Et la plaine regarde. Elle connaît les merveilleuses couleurs changeantes qui passent sur la montagne. Dans la splendeur de midi les hauteurs, d’un bleu faible et pâle, reculent et se rapetissent à l’horizon ; mais, dans l’aurore et au soleil couchant, elles s’érigent, de toute leur stature, et se colorent d’un bleu pareil à celui du firmament. Parfois il y tombe une lumière si crue qu’elles deviennent toutes vertes et d’un bleu noir, et que chaque sapin, chaque sentier, chaque crevasse, se distingue à des lieues de distance.

Il arrive aussi que les montagnes se rangent un peu de côté et laissent la plaine approcher du lac. Quand elle découvre les eaux furieuses qui grondent et crachent leur écume, quand elle aperçoit la froide fumée que fait la lessive des invisibles lavandières, elle donne raison à la montagne, et vite, vite, rentre derrière son rempart.

De temps immémorial, les hommes ont cultivé la plaine. Là où les rivières, par des rapides écumeux, se jettent dans les eaux du lac, des moulins et des forges ont surgi. Aux endroits découverts où la plaine touche au Leuven, des églises et des presbytères se sont élevés. Mais, au bord des vallées, à mi-hauteur des pentes, sur le sol pierreux, où le blé ne vient pas, on trouve des fermes de paysans, des habitations d’officiers, et, parfois, un domaine seigneurial.

Vers 1820, la contrée n’était pas aussi cultivée. Les prairies et les champs d’aujourd’hui n’étaient alors que forêts, étangs ou marécages. La population était plus clairsemée. On y gagnait sa vie à transporter le bois, le charbon et le fer, et à travailler aux forges. On émigrait aussi vers d’autres provinces, car la terre ne nourrissait pas tout son monde. Alors l’habitant de la plaine ne portait que des vêtements tissés au logis ; il mangeait du pain d’avoine et se contentait de gagner ses cinq ou six sous par jour. La misère, souvent grande, était souvent allégée par la bonne humeur, et les mille petits travaux qui font les doigts plus agiles. Mais le lac, la montagne et la plaine formaient, comme aujourd’hui, un des plus beaux paysages, et, comme aujourd’hui, le peuple était vigoureux, courageux et intelligent. Il a gagné en aisance ; il s’est instruit, Dieu le garde ! Pour moi, j’évoque le souvenir de quelques-uns de ceux qui vécurent entre ces eaux et ces montagnes.

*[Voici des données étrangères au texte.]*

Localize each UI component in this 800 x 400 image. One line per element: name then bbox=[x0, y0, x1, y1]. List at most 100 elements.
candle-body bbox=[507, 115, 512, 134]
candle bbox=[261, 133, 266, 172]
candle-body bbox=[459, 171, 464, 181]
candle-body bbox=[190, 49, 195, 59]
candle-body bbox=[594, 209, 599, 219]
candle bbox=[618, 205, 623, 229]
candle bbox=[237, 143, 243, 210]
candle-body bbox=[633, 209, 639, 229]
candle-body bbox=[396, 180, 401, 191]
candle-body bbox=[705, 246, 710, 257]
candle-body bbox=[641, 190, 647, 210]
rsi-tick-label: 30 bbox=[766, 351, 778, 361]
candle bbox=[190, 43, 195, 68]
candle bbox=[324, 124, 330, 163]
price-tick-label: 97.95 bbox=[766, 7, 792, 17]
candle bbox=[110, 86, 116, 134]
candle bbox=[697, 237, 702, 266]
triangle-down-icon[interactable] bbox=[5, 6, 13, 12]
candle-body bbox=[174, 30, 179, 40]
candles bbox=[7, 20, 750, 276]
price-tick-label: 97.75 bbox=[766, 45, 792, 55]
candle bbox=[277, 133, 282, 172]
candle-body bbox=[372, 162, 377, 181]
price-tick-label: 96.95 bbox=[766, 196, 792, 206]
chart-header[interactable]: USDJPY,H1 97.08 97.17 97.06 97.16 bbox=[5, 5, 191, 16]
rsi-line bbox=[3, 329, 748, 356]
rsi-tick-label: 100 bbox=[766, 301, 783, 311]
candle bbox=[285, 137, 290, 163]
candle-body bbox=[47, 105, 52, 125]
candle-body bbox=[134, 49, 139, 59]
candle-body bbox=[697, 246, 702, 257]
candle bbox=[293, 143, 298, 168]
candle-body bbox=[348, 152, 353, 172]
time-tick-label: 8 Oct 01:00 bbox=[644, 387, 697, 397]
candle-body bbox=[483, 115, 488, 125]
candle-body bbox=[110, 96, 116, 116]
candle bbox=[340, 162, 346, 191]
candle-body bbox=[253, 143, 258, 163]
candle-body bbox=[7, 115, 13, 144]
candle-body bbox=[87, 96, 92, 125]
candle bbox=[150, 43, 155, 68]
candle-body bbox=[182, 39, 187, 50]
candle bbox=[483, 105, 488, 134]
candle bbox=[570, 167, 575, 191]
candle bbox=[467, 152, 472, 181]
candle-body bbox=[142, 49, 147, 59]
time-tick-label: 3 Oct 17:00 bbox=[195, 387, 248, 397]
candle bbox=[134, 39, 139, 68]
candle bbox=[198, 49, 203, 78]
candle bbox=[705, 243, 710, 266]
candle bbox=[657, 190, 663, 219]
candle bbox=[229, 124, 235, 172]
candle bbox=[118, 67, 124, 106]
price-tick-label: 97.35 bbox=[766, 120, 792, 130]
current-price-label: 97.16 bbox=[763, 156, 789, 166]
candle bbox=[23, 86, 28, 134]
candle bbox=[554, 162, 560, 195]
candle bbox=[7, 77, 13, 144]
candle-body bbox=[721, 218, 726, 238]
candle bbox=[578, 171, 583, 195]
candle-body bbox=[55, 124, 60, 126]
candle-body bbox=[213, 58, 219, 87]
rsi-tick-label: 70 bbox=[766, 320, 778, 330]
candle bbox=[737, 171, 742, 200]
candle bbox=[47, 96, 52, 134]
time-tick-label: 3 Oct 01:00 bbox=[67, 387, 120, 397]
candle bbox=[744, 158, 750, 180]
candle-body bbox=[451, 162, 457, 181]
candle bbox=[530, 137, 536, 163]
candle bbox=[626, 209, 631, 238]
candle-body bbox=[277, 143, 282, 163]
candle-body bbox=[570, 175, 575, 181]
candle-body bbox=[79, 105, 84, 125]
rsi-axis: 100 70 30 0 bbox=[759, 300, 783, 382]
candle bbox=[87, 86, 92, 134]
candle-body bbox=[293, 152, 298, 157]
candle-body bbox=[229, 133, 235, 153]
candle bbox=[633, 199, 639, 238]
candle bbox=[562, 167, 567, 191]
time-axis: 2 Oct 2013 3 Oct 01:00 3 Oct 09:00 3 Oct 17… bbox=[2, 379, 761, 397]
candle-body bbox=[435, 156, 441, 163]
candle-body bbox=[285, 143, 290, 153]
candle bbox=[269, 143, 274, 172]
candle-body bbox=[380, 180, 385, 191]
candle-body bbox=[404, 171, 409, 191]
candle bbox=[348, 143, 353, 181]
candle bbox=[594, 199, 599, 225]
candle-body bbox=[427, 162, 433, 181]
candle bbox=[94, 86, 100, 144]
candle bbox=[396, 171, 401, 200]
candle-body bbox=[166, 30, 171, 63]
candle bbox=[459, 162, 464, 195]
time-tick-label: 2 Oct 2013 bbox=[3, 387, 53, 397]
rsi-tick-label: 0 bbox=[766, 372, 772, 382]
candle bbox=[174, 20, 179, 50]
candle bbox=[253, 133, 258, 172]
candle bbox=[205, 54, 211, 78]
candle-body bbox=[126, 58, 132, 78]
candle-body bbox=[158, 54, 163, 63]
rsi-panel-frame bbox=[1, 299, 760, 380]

CHAPITRE IILA NUIT DE NOËL

Sintram est le méchant maître des usines de Fors. Il a un corps de singe, des bras longs, la tête chauve, la face grimaçante. Il fait le mal comme on respire. Sintram ne prend pour valets que des coquins et des batailleurs, et n’a dans son service que des servantes querelleuses et menteuses. C’est lui qui excite les chiens jusqu’à la rage en leur enfonçant des aiguilles dans le museau, et qui vit heureux et content, au milieu de gens haineux et de bêtes furieuses. Le grand plaisir de Sintram est de se déguiser en diable, avec des cornes, une queue, un corps poilu, des sabots de cheval ; et – apparition subite surgissant des coins sombres, du grand four de cuisson ou du hangar à bois – il se réjouit d’effrayer les enfants peureux et les femmes superstitieuses. Sintram triomphe, quand il parvient à faire d’une vieille amitié une nouvelle haine, et quand il a empoisonné les cœurs de mensonges et de calomnies.

Or, la nuit de Noël, Sintram vint à Ekebu.